Not bad. I don’t know who STELLA STEVENS is, so that one didn’t really land. And EMAIL SCAMP is a little iffy for that clue, honestly. Haven’t looked at the last two yet.
Anyway, even with the first theme answer in place, I couldn’t get anywhere with the corner, so I dropped down to the middle and solved up. Took a while, but I think I’m in good shape now. NRA (22A: Packer’s org.?) is a good misdirect — I wanted NFC or NFL, of course — and OUNCE (16A: Prevention unit?) is really tricky. That was the last key for the NE corner. On the down side, I could do without ENURE and ENCAMP, especially in the same puzzle.
The last two theme answers are great:
- TAXI EVADER – 50A: Uber rider?
- QUICK ON THE DRAWL – 56A: Kings goalie Jonathan’s opinions about a Southern accent?
The last one is especially good. I laughed aloud when I saw it. Definitely feel more positive about the theme as a whole now.
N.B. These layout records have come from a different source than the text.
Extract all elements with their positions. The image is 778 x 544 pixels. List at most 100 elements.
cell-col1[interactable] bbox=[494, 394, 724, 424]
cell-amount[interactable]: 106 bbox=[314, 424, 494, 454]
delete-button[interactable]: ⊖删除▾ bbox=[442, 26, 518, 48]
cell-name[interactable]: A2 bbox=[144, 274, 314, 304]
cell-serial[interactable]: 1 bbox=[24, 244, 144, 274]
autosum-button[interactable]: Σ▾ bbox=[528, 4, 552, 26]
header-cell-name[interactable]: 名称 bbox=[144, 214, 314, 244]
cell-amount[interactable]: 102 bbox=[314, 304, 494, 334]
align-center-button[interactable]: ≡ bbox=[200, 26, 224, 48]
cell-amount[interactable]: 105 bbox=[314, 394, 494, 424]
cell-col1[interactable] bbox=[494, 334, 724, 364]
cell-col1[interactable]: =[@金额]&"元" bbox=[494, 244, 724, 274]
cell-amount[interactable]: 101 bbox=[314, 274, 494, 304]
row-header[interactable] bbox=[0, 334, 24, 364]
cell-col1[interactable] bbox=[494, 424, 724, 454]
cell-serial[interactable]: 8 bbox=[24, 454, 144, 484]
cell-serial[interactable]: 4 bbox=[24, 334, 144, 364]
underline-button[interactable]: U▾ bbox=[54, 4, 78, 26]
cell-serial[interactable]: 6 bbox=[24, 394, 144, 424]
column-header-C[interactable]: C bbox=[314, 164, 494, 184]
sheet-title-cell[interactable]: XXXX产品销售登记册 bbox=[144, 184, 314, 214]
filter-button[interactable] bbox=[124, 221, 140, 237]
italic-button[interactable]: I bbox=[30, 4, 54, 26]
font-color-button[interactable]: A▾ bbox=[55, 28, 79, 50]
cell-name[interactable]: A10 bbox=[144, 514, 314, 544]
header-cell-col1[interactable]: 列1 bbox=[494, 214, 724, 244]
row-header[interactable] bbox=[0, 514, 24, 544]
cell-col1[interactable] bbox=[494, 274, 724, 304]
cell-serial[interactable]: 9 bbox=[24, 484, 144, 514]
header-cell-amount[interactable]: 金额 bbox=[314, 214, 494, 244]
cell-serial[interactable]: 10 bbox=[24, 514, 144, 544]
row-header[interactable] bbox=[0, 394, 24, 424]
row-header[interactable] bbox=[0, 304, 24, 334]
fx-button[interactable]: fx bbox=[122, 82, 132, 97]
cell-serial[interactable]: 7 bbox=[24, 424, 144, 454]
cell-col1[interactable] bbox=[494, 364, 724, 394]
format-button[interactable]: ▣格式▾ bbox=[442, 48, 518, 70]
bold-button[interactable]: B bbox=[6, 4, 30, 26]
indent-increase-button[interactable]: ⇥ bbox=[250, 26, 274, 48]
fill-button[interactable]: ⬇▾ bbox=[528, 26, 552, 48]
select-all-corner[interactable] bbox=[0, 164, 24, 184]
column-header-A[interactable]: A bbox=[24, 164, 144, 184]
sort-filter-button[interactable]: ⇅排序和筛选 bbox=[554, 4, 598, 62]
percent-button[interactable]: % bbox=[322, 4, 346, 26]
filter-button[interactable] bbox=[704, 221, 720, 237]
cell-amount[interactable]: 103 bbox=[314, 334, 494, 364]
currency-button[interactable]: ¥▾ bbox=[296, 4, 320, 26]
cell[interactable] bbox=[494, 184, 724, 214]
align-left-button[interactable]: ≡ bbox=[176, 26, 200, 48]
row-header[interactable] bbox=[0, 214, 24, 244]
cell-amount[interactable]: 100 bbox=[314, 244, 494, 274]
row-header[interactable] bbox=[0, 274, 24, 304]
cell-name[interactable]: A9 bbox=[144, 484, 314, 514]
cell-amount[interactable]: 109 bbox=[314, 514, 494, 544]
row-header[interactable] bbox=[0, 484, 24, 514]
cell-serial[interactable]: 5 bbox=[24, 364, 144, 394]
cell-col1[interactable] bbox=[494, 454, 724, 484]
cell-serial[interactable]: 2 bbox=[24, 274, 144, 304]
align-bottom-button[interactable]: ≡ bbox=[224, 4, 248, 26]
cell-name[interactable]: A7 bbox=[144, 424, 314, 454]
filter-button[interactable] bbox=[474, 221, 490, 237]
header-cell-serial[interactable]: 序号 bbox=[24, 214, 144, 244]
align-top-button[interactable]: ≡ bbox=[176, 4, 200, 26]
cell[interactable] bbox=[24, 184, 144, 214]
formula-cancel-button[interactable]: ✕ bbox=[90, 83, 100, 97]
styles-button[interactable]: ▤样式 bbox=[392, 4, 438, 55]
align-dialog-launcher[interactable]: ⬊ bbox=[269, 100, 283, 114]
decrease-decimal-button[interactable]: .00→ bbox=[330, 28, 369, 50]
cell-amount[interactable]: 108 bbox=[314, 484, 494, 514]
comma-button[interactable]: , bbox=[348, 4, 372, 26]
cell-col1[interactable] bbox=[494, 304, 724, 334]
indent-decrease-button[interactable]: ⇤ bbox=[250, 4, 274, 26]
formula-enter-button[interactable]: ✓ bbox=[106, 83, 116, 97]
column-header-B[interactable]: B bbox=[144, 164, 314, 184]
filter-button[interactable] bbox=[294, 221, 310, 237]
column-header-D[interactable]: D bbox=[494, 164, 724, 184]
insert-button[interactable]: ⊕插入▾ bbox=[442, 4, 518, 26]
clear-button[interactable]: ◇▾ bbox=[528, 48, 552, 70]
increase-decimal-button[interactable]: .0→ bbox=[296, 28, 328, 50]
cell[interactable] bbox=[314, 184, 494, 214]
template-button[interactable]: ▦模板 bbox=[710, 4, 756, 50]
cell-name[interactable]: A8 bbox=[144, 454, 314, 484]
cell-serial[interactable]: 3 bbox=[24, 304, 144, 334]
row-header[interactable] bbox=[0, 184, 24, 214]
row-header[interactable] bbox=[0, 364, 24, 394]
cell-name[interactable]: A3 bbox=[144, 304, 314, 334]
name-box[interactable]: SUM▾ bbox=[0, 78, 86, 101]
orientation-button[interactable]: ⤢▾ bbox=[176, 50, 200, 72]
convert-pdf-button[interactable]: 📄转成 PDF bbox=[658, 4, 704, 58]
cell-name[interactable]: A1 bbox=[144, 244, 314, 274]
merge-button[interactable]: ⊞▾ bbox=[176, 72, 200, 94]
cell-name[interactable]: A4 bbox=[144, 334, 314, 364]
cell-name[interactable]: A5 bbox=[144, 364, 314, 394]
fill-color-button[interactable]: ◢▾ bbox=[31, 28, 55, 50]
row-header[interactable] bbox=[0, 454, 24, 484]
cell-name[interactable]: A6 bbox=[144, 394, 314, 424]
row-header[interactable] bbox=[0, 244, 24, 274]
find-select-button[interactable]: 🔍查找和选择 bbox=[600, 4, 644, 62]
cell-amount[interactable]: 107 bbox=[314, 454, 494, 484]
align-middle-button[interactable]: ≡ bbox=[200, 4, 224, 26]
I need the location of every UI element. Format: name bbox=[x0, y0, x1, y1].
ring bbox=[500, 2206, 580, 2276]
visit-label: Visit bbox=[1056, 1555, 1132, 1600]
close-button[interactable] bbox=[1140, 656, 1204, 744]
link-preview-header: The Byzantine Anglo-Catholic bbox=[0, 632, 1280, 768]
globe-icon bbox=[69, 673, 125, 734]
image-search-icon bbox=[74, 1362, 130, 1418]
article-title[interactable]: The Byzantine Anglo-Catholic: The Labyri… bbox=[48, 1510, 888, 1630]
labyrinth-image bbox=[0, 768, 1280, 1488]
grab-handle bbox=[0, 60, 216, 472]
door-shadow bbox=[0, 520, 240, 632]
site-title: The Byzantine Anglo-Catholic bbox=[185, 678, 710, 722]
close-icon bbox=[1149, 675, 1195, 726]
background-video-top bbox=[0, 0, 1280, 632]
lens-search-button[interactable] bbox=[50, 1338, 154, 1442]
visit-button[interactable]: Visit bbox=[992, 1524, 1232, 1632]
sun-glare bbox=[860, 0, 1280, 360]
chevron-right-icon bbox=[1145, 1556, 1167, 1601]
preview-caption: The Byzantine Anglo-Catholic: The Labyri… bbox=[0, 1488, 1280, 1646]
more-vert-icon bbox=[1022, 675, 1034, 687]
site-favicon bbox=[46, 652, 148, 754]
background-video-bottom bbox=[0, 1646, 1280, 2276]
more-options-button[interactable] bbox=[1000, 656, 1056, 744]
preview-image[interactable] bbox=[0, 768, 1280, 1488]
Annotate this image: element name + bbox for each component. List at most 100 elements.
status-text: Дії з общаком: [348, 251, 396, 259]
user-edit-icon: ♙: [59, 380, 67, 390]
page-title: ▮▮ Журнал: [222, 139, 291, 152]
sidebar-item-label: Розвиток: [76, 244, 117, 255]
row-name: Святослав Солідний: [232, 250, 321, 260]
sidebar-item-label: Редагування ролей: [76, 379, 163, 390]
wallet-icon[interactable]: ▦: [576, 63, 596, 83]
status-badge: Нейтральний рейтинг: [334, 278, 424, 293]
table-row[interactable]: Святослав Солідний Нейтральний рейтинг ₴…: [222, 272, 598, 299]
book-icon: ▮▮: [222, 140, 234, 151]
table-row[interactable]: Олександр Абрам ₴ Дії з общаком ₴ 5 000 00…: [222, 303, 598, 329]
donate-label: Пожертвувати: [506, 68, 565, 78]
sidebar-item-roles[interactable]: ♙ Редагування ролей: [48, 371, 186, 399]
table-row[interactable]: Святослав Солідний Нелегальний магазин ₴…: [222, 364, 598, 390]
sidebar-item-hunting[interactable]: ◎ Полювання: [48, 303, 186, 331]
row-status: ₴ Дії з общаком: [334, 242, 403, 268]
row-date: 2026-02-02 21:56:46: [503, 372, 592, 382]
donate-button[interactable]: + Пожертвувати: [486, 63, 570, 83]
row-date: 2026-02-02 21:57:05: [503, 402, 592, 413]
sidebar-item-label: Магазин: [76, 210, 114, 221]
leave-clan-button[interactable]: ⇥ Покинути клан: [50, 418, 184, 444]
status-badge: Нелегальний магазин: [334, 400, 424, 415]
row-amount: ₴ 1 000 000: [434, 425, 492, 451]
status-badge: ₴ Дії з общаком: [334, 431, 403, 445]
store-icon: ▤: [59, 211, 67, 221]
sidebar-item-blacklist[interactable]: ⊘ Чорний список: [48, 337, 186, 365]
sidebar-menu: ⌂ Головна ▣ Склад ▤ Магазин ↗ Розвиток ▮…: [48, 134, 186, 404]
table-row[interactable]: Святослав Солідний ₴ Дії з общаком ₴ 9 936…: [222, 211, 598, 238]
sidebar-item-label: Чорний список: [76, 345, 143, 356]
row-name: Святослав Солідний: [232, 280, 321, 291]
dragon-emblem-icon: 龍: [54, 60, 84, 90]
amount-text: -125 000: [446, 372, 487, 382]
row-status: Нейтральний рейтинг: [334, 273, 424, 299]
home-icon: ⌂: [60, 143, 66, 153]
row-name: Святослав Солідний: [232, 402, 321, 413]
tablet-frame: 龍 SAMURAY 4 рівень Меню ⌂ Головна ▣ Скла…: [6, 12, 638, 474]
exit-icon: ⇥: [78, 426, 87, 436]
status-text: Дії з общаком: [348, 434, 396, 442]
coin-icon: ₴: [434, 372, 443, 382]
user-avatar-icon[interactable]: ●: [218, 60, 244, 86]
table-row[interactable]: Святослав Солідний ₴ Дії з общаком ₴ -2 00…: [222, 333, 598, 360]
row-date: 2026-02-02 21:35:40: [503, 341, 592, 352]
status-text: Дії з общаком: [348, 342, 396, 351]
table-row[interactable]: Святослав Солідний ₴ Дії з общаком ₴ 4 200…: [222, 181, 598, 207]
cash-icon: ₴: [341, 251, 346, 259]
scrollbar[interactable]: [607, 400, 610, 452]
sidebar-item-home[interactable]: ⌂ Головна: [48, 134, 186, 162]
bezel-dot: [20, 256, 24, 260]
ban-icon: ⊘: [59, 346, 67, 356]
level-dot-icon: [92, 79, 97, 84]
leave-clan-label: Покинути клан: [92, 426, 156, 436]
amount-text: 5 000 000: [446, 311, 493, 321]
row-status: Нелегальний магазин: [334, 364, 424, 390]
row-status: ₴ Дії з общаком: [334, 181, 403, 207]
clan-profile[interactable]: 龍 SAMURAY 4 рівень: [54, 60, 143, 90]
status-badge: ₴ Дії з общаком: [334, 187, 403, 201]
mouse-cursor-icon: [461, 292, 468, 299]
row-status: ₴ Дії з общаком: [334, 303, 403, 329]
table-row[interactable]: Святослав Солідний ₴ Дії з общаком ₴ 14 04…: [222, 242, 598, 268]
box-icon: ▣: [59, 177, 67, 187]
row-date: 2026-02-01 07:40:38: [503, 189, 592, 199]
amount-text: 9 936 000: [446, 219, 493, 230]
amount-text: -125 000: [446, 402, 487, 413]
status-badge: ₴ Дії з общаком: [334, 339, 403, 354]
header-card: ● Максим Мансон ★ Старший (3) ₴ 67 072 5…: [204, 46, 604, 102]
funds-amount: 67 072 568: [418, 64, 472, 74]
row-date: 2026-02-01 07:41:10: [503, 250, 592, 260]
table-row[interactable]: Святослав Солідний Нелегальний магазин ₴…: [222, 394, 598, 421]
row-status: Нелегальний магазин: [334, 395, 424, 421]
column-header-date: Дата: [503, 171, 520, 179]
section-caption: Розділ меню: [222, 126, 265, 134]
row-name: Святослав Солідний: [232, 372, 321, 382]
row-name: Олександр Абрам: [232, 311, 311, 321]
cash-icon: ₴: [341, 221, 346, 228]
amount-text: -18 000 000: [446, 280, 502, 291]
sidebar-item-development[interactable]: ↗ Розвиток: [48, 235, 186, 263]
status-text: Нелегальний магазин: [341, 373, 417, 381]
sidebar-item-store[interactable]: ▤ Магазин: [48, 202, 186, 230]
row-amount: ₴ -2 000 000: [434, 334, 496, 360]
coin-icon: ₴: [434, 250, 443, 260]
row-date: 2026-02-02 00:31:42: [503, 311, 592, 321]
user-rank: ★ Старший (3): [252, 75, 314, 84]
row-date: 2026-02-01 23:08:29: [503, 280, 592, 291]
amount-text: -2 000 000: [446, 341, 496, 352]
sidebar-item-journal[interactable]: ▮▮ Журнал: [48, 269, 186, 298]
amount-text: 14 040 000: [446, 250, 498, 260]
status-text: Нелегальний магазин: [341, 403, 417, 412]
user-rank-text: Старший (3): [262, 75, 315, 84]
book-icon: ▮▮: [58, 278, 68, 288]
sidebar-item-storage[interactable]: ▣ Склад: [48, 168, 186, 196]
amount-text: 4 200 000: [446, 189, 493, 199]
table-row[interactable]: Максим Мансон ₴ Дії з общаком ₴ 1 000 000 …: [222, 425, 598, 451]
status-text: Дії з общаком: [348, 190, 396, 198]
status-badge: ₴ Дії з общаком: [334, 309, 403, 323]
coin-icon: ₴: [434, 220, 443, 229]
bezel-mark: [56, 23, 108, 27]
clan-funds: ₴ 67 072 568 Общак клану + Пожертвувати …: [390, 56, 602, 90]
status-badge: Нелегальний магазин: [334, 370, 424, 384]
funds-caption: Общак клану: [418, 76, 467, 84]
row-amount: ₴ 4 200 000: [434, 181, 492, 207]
That whole SE corner is good, actually, with 64A: Theater visited by many in the 1950s (KOREA) and 52D: Clear and hard stuff (VODKA).
The X in TAXI EVADER is dealt with pretty smoothly through MIX IT UP (42D: Start a brawl, say), and Canada gets a pair of shoutouts with TOQUE and PROV (27D: P.E.I., e.g.). Yes, I know a TOQUE is what a chef wears on their head, but to us it’s just a woolen cap in winter. I never even knew the other definition growing up.
Pretty good, even though I really wanted 44A: Base affirmation (YES SIR) to be BLUE LITMUS PAPER.
On to SHARE THE ROAD, rated Harder in difficulty.
Took a little while to see, but it looks like starred Across answers turn and share letters with a Down answer. So GALVANIZED (12D: Stirred into action) is needed to complete DIVAN (22A: *Stretch ottoman, basically). There doesn’t seem to be any rhyme or reason to why those letters, but perhaps there’s a revealer later.
Oh wait. The VAN has to “share the road”. Okay, I get it. Not bad. I hope there are a few longer ones.
Cluing is very good here. O’CONNOR (15A: Day follower, starting in 1952), PENN LAW (18A: Prestigious Philly school (or the top names on the poster of “All the King’s Men”)) and ROUT (3D: 10-4, e.g.) all get strong, twisty clues.
Hm. On the one hand, not many more vehicles. VICAR and Duke ABACAB (?!) and that’s it except for a revealer in MERGING TRAFFIC (64A: With 67-Across, theme of this puzzle). So that’s a little disappointing.
Also, seriously, who is Duke ABACAB (36A: *Pop follower of “Duke”)? Oh, I see, it’s a Genesis album. That makes more sense.
Some nice long fill, like BRIC-A-BRAC (21D: Items of little material value), OSCAR PARTY, EDIT WAR (72A: Wikipedia dust-up, which gives me a chance to link to this xkcd comic) and ONTARIO (shut up, I think it’s nice). And the cluing continued to be great, like with CASINO (38A: House built with many hands?). Still, I wish there were more to the theme. Feels like there’s more potential here.
The open corners really are nice, though.